Aug 23, 2024

At the risk of stating the obvious, the United Church of Christ is a Christian denomination.

We have always been followers of the way of Jesus with a deep passion for bringing the Bible to the people, willing to stand up against the excesses of our own extended church family, but with humility because you never know who God will speak through next. Our ecumenical passion was bigger than the rest of Christianity’s. We are always reaching out to other Christians, including those who dismiss us. We are rebellious reformers, but also the first to call the warring factions together, trusting in the promise “that they may all be one.”

Ecumenically, we stand in the Reformed tradition that was not very traditional when it started. Some of our forebears were willing to be burnt at the stake so that people could read the Bible for themselves in their own language.

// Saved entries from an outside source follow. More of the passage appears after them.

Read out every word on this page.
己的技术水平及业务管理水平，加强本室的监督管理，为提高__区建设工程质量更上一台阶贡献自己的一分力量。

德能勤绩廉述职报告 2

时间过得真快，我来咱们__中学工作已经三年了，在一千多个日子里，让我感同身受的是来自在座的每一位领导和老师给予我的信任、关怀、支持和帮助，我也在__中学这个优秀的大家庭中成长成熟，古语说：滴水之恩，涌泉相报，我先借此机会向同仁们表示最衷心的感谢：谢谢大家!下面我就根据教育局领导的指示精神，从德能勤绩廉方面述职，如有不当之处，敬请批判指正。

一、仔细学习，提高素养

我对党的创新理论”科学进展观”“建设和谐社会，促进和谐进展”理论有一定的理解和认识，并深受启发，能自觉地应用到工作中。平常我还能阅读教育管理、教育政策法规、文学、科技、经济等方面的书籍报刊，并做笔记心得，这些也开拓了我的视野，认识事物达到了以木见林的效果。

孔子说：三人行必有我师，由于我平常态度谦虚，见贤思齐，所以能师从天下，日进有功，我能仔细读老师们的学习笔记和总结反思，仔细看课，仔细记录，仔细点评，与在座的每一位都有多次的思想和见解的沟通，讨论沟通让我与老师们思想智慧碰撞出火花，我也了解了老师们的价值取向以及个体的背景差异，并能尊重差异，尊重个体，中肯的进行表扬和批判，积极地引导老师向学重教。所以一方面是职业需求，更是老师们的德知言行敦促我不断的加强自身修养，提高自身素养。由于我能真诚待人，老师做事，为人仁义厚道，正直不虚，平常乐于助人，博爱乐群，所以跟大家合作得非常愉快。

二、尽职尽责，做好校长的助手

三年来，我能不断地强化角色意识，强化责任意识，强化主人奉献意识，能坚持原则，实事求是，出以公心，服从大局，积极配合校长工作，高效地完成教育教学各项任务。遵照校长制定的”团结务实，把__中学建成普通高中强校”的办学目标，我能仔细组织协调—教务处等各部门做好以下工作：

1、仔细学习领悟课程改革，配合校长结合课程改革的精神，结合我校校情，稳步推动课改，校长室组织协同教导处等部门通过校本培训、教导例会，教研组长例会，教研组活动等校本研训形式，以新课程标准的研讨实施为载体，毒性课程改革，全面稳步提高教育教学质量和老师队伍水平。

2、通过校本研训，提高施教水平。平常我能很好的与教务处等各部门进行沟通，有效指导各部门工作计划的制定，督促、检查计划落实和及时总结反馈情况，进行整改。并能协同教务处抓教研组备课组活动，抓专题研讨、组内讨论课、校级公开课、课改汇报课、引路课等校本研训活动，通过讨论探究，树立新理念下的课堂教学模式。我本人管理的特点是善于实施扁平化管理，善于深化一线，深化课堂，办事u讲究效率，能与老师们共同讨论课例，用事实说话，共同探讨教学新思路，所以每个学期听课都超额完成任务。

The reformers didn’t do it to draw attention to an educational equity issue, or a justice issue, or even a class revolution, although all those things can spring forth when people try to follow Christ because the Holy Spirit is never asleep. But let’s be clear: the motivation of those early reformers, and to the current reformers who gather under the UCC tent to worship something other than themselves, was not to boost a political party, or to be first among ecclesiastical franchisees to produce the next spiritual happy meal, or even to create a list of “historic firsts” for a marketing campaign that I imagine our forebears would hate. They risked their lives and their relationships with the institutional church, not to create a new list of merit badges for secular forces to run through the church for some higher good. No, they did it all so that future generations could hear and read the gospel of Jesus Christ as they had. They were willing to bet it all on the idea that God was still speaking. And they didn’t make that up as a tagline, they found it in their worship and practice as Christians.